Eric Abensur, UK CEO of Wanadoo, said today that a new broadband product, a 512Kbps-for-£17.99 offering, to be launched tomorrow in conjunction with the new branding, will actually cost them money.

The loss leader is just a part of the new Wanadoo strategy, with the company determined to haul the UK into the broadband fast lane, keep pace with the other European countries in which it does business and become "a challenger to BT on broadband".

As part of its new UK vision, Wanadoo is banking on adding another one million broadband scalps to its tally during the course of this year – it currently has about 2.5 million broadband subscribers in total.

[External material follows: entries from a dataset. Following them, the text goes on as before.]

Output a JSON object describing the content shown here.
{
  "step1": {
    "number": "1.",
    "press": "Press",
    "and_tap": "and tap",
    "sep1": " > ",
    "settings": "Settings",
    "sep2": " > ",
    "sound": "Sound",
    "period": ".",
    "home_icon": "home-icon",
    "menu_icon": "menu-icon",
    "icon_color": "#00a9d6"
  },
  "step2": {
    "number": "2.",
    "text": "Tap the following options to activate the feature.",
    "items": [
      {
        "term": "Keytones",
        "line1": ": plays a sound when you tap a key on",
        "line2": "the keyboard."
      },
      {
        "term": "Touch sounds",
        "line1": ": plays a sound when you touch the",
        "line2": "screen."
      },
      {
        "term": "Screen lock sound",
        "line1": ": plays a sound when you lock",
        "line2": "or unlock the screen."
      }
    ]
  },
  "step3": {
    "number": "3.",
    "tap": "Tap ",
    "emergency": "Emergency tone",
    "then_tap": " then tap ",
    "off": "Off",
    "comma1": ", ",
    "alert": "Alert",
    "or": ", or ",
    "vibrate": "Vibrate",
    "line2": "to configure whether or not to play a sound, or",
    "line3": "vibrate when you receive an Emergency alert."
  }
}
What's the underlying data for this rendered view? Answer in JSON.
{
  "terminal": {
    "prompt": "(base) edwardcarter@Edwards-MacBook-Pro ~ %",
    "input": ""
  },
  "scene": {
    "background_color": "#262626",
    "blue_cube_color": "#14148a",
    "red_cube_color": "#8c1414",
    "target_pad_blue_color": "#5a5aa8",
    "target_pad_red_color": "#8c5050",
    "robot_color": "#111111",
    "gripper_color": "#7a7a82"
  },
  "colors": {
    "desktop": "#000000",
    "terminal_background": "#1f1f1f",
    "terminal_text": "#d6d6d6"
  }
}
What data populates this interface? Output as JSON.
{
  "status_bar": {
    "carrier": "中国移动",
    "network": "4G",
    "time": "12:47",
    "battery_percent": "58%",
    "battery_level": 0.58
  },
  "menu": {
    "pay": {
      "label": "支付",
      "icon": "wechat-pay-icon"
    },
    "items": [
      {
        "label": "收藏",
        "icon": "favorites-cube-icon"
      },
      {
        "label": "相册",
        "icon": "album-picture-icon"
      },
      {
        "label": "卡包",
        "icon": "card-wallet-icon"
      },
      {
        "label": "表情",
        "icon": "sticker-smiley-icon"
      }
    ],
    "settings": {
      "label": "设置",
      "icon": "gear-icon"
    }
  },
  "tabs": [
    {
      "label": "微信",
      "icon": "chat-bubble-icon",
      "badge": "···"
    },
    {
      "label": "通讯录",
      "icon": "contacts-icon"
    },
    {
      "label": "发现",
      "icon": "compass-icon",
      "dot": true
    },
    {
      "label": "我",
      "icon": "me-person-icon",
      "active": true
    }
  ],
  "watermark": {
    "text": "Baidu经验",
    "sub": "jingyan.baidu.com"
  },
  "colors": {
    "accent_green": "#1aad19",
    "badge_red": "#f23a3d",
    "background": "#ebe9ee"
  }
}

Wanadoo also has visions of a residential gateway for all, with TV on-demand over DSL and phone-to-phone VoIP forming the backbone of the cash cow. Abensur also said that the home gateway – with Bluetooth, Wi-Fi, VoIP and TV-on-demand capabilities – could hit consumers by summer of this year.

The marketing emphasis won't be put on the VoIP and TV side then – Wanadoo will wait till this winter before showing off its "voice proposition for all broadband customers". No pricing details were revealed but the company intends to launch a Wi-Fi-less version of the gateway for a reduced price.

To get the broadband revolution on the same footing as other European countries, Ofcom needs to take "bold decisions", Abensur said – namely on the subject of local loop unbundling – and added that "we need to change the way we do broadband in this country".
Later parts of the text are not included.